In addition, we apply dropout to the sums of the embeddings and the positional encodings in both the encoder and decoder stacks.

还有需要注意的一点是，论文中指明位置编码处进行了 Dropout，因此实现时也要还原这一点。

class PositionalEncoding(nn.Module):
    def __init__(self, d_model: int, seq_len: int, dropout: float):
        super().__init__()

        self.d_model = d_model
        self.seq_len = seq_len
        self.dropout = nn.Dropout(dropout)
        
        # idx.shape = (seq_len, 1)
        idx = torch.arange(0, seq_len, dtype=torch.float).unsqueeze(1) 
        # div.shape = (d_model // 2, )
        div = torch.exp(torch.arange(0, d_model, 2).float() * (-math.log(10000.0) / d_model))
        # (idx * div).shape = (seq_len, d_model // 2)
        
        pe = torch.zeros(seq_len, d_model)
        pe[:, 0::2] = torch.sin(idx * div)
        pe[:, 1::2] = torch.cos(idx * div)
        pe.unsqueeze_(0) # shape = (1, seq_len, d_model)

        self.register_buffer('pe', pe)

    def forward(self, x):
        x = x + self.pe[:, :x.size(1)]
        return self.dropout(x)

4 LayerNorm 层归一化

4.1 原理

LayerNorm 的公式如下，即先进行一次归一化，再进行一次仿射变换：

$$ y = \alpha \cdot \frac{x - \mu}{\sigma + \epsilon} + \beta $$

其中 $\epsilon$ 的作用是防止 $\sigma=0$ 时发生除零错误。

4.2 实现

class LayerNorm(nn.Module):
    def __init__(self, dim: int, eps: float = 1e-6):
        super().__init__()
        self.eps = eps
        self.alpha = nn.Parameter(torch.ones(dim))
        self.beta = nn.Parameter(torch.zeros(dim))

    def forward(self, x):
        mean = x.mean(-1, keepdim=True)
        std = x.std(-1, keepdim=True)
        return self.alpha * (x - mean) / (std + self.eps) + self.beta

5 ResidualConnection 残差连接

残差连接的原理已经有往期笔记（残差神经网络）介绍，因此直接开始介绍实现。

We apply dropout [33] to the output of each sub-layer, before it is added to the sub-layer input and normalized.
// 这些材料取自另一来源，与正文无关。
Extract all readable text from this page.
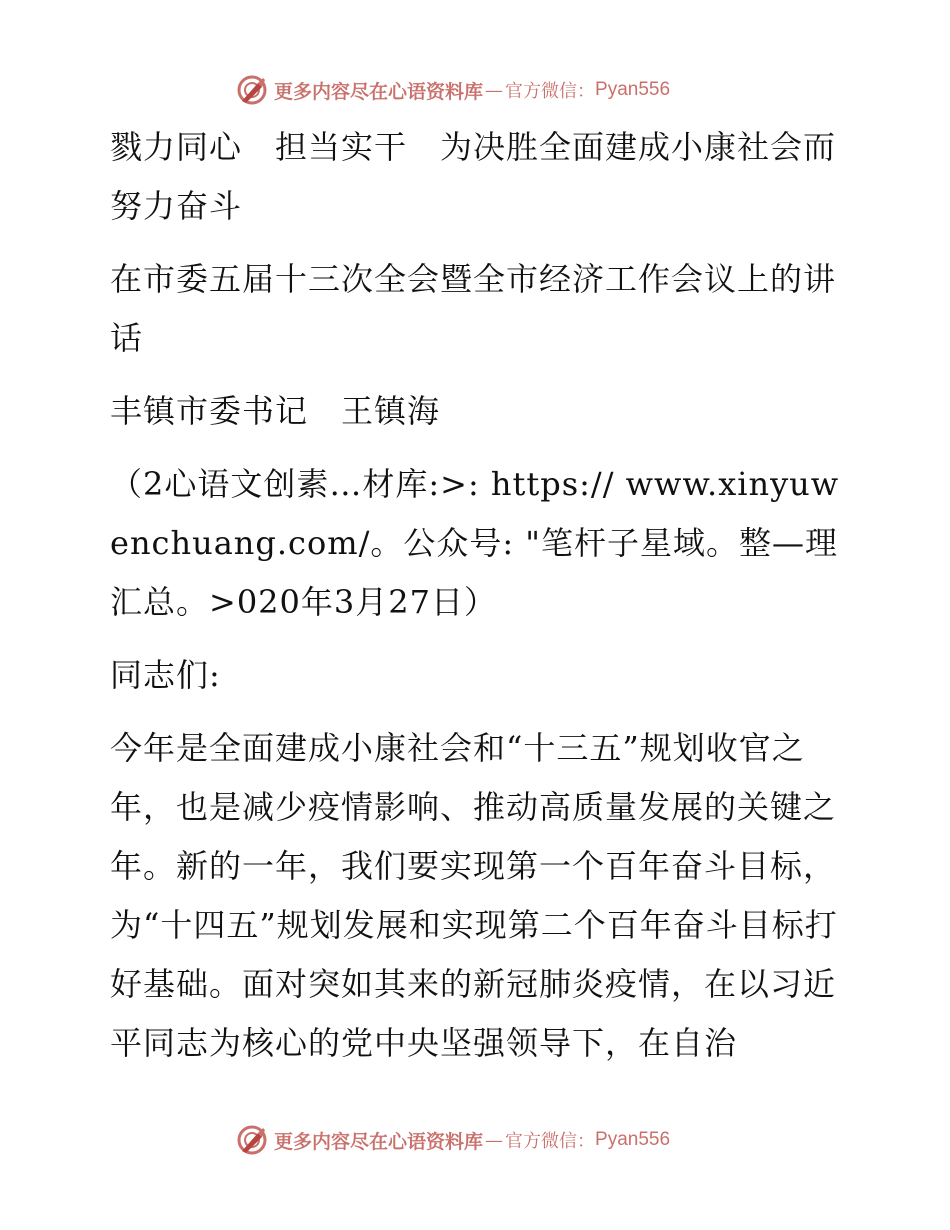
更多内容尽在心语资料库 — 官方微信： Pyan556

戮力同心　担当实干　为决胜全面建成小康社会而努力奋斗

在市委五届十三次全会暨全市经济工作会议上的讲话

丰镇市委书记　王镇海

（2心语文创素…材库:>: https:// www.xinyuwenchuang.com/。公众号: "笔杆子星域。整—理汇总。>020年3月27日）

同志们:

今年是全面建成小康社会和“十三五”规划收官之年，也是减少疫情影响、推动高质量发展的关键之年。新的一年，我们要实现第一个百年奋斗目标，为“十四五”规划发展和实现第二个百年奋斗目标打好基础。面对突如其来的新冠肺炎疫情，在以习近平同志为核心的党中央坚强领导下，在自治

更多内容尽在心语资料库 — 官方微信： Pyan556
实现时需要注意论文中说明的，Sub Layer、残差连接、层归一化和 Dropout 的顺序。根据论文描述，顺序应该如下：

$$ \mathrm{LayerNorm}(x + \mathrm{Dropout}(\mathrm{Sublayer}(x))) $$

class ResidualConnection(nn.Module):
    def __init__(self, d_model: int, dropout: float):
        super().__init__()
        self.dropout = nn.Dropout(dropout)
        self.norm = LayerNorm(d_model)

    def forward(self, x, sublayer):
        return self.norm(x + self.dropout(sublayer(x)))

6 FeedForwardBlock 前馈神经网络块

前馈神经网络的原理已经有往期笔记（BP 神经网络）介绍，因此直接开始介绍实现。

class FeedForwardBlock(nn.Module):
    def __init__(self, d_model: int, d_hidden: int, dropout: float):
        super().__init__()
        self.linear_1 = nn.Linear(d_model, d_hidden)
        self.dropout = nn.Dropout(dropout)
        self.linear_2 = nn.Linear(d_hidden, d_model)

    def forward(self, x):
        x = self.linear_1(x)
        x = torch.relu(x)
        x = self.dropout(x)
        x = self.linear_2(x)
        return x

7 MultiHeadAttentionBlock 多头注意力块

注意力机制的原理已经有往期笔记（注意力机制）介绍，因此直接开始介绍实现。

在 Transformer 中，使用的是多头注意力块，其相较于普通的单头注意力更加强大。

参数

首先需要注意多头注意力的参数，一共有四个矩阵：$\boldsymbol{W}_q,\boldsymbol{W}_k,\boldsymbol{W}_v,\boldsymbol{W}_o$，大小均为 $(d_{\text{model}},d_{\text{model}})$.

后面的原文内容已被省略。